Plasma Zinc and Magnesium Levels in Sickle Cell Disease Patients in Latakia, Syria
Zenab M Yousef, Remal A Asaad, Muhammed Imad M Khayat, Suzanne A Alshemali

TL;DR
This study found that sickle cell disease patients in Latakia, Syria, have lower plasma zinc and magnesium levels compared to healthy individuals, with a higher prevalence of zinc deficiency in younger patients.
Contribution
The study provides new data on zinc and magnesium deficiencies in SCD patients in Latakia, highlighting age-related patterns in zinc deficiency.
Findings
SCD patients had significantly lower plasma zinc and magnesium levels than healthy controls.
Zinc deficiency was more common in patients under 16 years old.
No significant difference in zinc or magnesium levels was found between HbSS and Hb S/β-Thal genotypes.
Abstract
Background Sickle cell disease (SCD) is a serious inherited disorder that affects millions of people worldwide.
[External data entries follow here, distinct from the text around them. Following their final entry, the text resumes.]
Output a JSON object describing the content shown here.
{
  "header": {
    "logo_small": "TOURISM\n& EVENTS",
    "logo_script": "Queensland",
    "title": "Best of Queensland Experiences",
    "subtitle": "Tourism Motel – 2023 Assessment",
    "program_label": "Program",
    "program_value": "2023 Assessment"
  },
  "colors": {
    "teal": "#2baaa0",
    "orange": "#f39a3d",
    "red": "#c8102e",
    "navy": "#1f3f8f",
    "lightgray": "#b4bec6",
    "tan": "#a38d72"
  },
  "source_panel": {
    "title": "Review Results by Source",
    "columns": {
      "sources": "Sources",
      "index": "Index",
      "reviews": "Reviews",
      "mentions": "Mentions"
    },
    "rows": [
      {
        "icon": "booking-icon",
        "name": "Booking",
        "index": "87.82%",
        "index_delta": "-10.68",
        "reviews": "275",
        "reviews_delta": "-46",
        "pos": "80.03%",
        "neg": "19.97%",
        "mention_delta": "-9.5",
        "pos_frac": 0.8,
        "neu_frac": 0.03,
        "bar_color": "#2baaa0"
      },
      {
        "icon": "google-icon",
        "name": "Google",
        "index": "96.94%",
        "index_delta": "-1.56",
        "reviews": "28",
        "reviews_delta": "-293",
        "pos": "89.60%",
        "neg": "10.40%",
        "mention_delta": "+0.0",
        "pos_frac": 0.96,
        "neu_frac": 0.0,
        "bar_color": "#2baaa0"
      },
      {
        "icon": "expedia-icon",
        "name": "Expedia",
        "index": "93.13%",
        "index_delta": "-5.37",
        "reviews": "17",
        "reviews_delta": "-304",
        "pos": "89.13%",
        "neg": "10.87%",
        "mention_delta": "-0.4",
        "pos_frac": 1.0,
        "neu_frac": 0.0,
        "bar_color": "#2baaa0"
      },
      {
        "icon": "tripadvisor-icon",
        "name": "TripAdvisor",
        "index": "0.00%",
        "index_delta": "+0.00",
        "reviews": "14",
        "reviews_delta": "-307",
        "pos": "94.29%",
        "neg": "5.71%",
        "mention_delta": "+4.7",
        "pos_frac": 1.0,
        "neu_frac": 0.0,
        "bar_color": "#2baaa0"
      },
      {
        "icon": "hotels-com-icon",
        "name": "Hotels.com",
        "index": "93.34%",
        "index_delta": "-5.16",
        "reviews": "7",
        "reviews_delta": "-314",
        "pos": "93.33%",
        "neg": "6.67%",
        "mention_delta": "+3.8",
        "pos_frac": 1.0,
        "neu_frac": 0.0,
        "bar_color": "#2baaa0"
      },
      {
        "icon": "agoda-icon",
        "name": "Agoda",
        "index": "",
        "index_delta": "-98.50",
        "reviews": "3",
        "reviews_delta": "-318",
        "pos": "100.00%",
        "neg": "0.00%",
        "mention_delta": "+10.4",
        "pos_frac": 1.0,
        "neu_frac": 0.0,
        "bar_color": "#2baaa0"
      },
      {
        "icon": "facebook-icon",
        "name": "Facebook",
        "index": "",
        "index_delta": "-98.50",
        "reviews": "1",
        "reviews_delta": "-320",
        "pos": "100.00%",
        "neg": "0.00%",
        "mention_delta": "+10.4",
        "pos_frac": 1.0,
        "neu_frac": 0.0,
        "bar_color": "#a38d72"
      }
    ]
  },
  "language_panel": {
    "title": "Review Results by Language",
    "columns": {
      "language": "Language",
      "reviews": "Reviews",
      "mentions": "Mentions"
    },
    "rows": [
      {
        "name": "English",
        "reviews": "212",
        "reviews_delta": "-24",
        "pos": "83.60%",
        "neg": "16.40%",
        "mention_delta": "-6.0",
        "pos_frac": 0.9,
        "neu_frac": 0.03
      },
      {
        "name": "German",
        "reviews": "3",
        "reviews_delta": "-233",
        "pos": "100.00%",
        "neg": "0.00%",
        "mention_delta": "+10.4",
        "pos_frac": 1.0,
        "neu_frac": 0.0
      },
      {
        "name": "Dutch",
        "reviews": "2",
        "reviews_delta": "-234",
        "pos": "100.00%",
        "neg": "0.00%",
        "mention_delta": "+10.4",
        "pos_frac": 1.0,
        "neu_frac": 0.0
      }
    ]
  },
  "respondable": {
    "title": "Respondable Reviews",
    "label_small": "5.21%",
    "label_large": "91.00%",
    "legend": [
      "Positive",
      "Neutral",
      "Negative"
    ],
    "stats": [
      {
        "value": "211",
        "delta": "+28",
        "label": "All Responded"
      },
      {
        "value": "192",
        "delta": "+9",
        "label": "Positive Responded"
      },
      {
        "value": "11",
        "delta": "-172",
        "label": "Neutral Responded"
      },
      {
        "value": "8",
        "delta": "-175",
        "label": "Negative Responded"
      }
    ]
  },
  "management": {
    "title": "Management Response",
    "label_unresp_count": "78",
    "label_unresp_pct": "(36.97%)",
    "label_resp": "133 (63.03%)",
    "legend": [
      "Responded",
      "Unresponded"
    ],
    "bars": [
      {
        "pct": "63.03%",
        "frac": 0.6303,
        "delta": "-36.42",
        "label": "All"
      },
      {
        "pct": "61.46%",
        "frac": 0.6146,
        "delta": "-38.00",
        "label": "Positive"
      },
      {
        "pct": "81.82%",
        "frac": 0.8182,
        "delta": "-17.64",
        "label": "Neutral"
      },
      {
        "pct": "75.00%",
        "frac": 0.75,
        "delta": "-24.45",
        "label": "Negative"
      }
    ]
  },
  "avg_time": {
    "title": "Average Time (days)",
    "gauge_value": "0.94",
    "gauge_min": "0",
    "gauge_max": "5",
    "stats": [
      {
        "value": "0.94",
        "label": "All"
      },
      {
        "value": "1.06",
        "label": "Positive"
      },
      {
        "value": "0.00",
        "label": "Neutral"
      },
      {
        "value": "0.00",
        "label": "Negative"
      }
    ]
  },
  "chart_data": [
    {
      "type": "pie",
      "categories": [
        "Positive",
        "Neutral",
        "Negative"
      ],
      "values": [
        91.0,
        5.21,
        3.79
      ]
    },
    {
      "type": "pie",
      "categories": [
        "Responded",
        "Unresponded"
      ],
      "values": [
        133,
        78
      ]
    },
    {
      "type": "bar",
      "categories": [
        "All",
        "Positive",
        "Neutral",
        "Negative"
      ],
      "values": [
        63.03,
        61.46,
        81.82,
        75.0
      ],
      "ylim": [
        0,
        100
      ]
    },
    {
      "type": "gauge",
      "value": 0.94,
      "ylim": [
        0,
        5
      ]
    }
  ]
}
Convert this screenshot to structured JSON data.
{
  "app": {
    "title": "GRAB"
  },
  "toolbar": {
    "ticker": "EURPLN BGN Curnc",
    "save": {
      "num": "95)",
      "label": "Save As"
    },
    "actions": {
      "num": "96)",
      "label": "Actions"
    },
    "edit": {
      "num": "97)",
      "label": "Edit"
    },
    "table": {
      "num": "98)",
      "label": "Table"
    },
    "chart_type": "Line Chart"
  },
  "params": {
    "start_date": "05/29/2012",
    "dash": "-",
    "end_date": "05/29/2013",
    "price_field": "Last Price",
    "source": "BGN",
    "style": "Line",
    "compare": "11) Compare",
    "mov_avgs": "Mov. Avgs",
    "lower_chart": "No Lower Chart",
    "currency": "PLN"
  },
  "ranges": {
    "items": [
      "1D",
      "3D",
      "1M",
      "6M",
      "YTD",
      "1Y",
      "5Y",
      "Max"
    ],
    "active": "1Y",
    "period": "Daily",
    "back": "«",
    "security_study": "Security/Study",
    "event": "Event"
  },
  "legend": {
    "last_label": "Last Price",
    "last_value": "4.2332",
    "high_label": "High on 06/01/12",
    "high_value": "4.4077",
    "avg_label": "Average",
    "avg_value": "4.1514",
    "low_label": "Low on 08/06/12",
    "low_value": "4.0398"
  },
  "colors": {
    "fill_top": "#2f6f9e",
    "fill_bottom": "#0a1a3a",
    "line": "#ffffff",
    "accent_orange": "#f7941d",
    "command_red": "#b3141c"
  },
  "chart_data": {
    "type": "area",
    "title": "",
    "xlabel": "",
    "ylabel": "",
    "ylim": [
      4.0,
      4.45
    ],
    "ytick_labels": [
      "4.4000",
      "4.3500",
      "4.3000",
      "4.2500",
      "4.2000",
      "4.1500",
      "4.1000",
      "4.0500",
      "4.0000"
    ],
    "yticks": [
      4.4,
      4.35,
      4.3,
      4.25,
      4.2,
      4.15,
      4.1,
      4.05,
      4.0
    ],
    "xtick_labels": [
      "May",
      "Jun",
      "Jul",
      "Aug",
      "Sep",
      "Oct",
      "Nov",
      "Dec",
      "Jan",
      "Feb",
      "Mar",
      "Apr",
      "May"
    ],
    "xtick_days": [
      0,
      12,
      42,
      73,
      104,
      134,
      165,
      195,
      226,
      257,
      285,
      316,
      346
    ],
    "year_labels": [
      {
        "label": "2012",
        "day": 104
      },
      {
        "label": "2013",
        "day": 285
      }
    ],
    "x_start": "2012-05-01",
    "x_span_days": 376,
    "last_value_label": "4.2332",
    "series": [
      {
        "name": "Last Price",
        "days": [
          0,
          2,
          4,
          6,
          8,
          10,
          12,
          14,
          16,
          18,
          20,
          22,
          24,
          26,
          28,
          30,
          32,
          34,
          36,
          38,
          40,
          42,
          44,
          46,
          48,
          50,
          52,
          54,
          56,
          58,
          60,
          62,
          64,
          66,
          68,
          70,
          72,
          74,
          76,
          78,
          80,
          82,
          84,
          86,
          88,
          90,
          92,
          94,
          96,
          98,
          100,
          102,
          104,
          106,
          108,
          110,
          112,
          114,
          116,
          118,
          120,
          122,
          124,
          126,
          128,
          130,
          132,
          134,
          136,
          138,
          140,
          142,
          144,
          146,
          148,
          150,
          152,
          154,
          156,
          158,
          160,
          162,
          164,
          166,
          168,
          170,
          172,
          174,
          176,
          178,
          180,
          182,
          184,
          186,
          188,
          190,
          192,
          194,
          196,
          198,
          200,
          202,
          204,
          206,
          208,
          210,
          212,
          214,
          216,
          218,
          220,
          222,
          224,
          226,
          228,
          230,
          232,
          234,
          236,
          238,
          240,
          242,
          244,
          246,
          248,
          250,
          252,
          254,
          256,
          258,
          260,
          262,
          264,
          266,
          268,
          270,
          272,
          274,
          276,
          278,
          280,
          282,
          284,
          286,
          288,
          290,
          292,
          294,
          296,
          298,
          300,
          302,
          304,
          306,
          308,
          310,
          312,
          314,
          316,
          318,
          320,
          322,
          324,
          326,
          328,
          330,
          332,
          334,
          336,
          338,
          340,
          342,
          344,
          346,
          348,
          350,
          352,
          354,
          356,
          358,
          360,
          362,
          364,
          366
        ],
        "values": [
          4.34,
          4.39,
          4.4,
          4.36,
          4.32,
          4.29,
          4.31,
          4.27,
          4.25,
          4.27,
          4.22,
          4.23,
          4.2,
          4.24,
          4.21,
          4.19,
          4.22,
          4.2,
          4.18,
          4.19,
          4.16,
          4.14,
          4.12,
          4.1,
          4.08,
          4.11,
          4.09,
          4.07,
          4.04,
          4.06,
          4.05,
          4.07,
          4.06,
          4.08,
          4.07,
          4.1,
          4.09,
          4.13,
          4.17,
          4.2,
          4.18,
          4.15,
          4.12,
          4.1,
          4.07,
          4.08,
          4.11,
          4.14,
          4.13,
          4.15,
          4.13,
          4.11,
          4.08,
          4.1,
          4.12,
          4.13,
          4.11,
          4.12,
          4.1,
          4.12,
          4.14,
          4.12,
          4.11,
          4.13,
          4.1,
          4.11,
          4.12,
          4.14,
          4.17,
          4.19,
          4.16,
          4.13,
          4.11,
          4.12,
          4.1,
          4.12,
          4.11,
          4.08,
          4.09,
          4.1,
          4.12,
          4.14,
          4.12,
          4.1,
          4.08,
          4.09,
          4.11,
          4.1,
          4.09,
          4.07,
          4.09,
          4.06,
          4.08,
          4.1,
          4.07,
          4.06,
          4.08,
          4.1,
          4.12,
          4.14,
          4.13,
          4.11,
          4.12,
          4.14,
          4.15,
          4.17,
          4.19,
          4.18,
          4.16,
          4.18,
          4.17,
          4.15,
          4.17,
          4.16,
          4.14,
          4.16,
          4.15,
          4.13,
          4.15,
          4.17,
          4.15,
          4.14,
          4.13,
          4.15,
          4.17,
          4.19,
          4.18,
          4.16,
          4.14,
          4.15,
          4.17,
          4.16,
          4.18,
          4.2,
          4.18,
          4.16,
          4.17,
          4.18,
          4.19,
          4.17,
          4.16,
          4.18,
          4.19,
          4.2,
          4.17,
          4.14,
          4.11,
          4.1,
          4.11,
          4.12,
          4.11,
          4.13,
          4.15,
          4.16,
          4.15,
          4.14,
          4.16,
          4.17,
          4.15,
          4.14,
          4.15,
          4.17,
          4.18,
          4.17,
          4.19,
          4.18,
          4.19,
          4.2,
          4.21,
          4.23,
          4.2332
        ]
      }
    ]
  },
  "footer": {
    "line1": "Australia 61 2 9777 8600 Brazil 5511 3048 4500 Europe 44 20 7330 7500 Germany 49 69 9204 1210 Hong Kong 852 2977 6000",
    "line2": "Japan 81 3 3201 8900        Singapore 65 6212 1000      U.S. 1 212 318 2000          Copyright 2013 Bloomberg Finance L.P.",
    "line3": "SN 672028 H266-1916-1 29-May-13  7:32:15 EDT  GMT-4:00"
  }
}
Zinc and magnesium are essential micronutrients involved in many cellular processes. Several studies have found that their deficiencies are common in SCD patients and may further complicate the disease. This study was conducted to examine plasma levels of zinc and magnesium in a group of SCD patients in Latakia. Methods A total of 85 SCD patients (52 males and 33 females) with both sickle cell anemia (HbSS) and hemoglobin sickle-beta-thalassemia (Hb S/β-Thal) genotypes at the steady state, and 30 healthy controls, were enrolled in this cross-sectional study with no age limits. Plasma zinc and magnesium levels were measured using colorimetric methods. Results Plasma zinc and magnesium levels were significantly lower in SCD patients compared to the controls (P < 0.05).…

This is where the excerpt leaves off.